Since I am paying Mr McDonald the rough equivalent of the income from three sizeable feature articles (before tax) for his dull advice, I feel fiscally obliged to at least try and heed it. So adding to my income streams – or burns as I prefer – has become an even more urgent priority than taking fewer putts.
Swanky and Warm
Much though I love it, the trouble with writing is that the monetary rewards it generates are absurdly modest. A neat turn of phrase here and flawless punctuation there create considerably more self-satisfaction than income. On an exceptional day they might even elicit praise from an Editor. But praise, as we all know, don’t pay no bills. Put crudely, I need to find other ways of making money.
Since over the course of several decades I have made the acquaintance of dozens of fellow scribes, it has frequently been suggested to me that I should exploit these contacts and try my hand at public relations. Even though it would oblige me to be polite to people, if the circumstances were right, it’s certainly something I would consider. For example, if some swanky (preferably warm) golf resort was anxious to have its profile raised, I would be perfectly willing to accompany journos out there for a round of golf, a decent meal and far too many drinks. Reluctant though I am to offend my very good friends in PR, that, and knocking out the occasional dull press release, is basically all that Pubic Relations consists of.
Okay, I could do that but what else? Without wishing to appear immodest, I’m a sparkling after dinner speaker. I know that because I’ve made sparkling after dinner speeches. Brilliantly funny, superbly delivered and thoroughly entertaining, the only problem with them was that they were free and, in this context at least, free is not good. Now, on the after dinner speaking circuit big names can command big fees. Had I won at least one major, we could now be talking four or even five figures. One mid-week Stableford triumph and a modest clutch of nearest-the-pin prizes probably isn’t enough. But there are literally thousands of golf clubs, surely a few of them would be willing to take a chance on a grizzled old hack.
Then there’s sponsorship, clothing contracts, equipment endorsements, advertising, company golf days, television and much more besides in this billion dollar golf business. How to exploit what myriad opportunities must undoubtedly exist was the problem I wrestled with for days after my meeting with Mr McDonald. Then it came to me in a blinding flash of inspiration akin to the eureka moment that must have struck the man who first came up with the simple but brilliant idea of putting flagsticks in the holes to make them more visible from a distance. What I need more than anything else is… an agent. Yes, someone willing to hustle on my behalf. Someone happy to make phone calls, set up meetings and do deals. All the pro golfers have agents, why not a pro golf writer, come PR consultant come after dinner speaker?

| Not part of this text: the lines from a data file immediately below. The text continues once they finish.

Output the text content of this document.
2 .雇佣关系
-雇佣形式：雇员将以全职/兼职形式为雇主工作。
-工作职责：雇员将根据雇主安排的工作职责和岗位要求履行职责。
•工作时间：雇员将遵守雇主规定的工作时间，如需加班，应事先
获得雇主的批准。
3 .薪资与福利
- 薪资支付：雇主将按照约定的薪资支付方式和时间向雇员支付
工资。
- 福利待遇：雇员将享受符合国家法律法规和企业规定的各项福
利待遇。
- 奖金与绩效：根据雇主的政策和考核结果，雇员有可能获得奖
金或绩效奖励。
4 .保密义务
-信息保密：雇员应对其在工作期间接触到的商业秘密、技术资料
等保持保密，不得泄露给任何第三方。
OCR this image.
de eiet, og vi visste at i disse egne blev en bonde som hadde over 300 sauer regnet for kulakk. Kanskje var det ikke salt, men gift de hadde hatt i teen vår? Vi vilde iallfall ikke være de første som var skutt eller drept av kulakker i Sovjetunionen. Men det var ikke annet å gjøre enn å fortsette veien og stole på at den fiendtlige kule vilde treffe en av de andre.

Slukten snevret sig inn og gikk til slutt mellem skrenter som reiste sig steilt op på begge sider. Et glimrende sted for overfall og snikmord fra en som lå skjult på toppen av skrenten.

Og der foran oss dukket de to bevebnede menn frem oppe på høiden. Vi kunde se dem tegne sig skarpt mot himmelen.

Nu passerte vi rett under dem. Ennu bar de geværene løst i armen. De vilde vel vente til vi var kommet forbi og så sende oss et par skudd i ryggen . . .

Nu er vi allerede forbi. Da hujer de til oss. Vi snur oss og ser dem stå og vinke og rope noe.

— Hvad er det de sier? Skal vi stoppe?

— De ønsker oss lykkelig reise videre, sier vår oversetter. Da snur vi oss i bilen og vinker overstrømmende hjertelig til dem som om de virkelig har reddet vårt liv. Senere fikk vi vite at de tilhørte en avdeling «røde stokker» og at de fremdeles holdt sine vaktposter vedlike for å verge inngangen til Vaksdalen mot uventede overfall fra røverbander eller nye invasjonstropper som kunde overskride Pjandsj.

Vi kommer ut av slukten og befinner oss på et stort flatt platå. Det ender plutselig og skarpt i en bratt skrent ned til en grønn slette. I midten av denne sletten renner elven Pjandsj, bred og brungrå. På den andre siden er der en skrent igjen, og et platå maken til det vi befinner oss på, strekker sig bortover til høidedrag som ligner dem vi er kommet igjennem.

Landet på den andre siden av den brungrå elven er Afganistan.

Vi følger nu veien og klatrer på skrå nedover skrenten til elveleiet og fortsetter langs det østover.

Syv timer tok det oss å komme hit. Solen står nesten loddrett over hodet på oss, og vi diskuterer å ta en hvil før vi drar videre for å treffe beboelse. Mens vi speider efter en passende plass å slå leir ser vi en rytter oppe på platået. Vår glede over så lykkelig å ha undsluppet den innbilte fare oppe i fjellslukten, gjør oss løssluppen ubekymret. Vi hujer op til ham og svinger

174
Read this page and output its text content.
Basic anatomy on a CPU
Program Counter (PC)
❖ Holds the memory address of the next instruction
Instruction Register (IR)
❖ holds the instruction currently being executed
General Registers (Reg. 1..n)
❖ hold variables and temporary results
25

Although you will almost certainly never have heard of him, Dave ‘Bunky’ Bowers has all the qualities you would look for in an agent… energetic, hard working and, most important of all, hungry. Within moments of receiving my email outlining the proposal, he was on the phone insisting that he wouldn’t work for less than 15 per cent. That aggressive greediness is precisely the quality I want in my man and so I screamed down the phone, “Okay, now show me the money!”
These are still early days but the signs are encouraging. Bunky’s talking to people… important people. He’s lunching with the movers and shakers of the golf world, putting proposals to the people that matter and spreading the word. All of which is, of course, hugely important. But what matters to me most is the next time someone asks me to do something for them I can simply say, “Speak to my agent.”
Golf writer Clive Agran, 65 and a journalist for more than 40 years, Clive Agran still wonders what he’ll do when he grows up. Nicknamed ‘Silky Swing’, he travels the globe looking for the world’s best golf courses.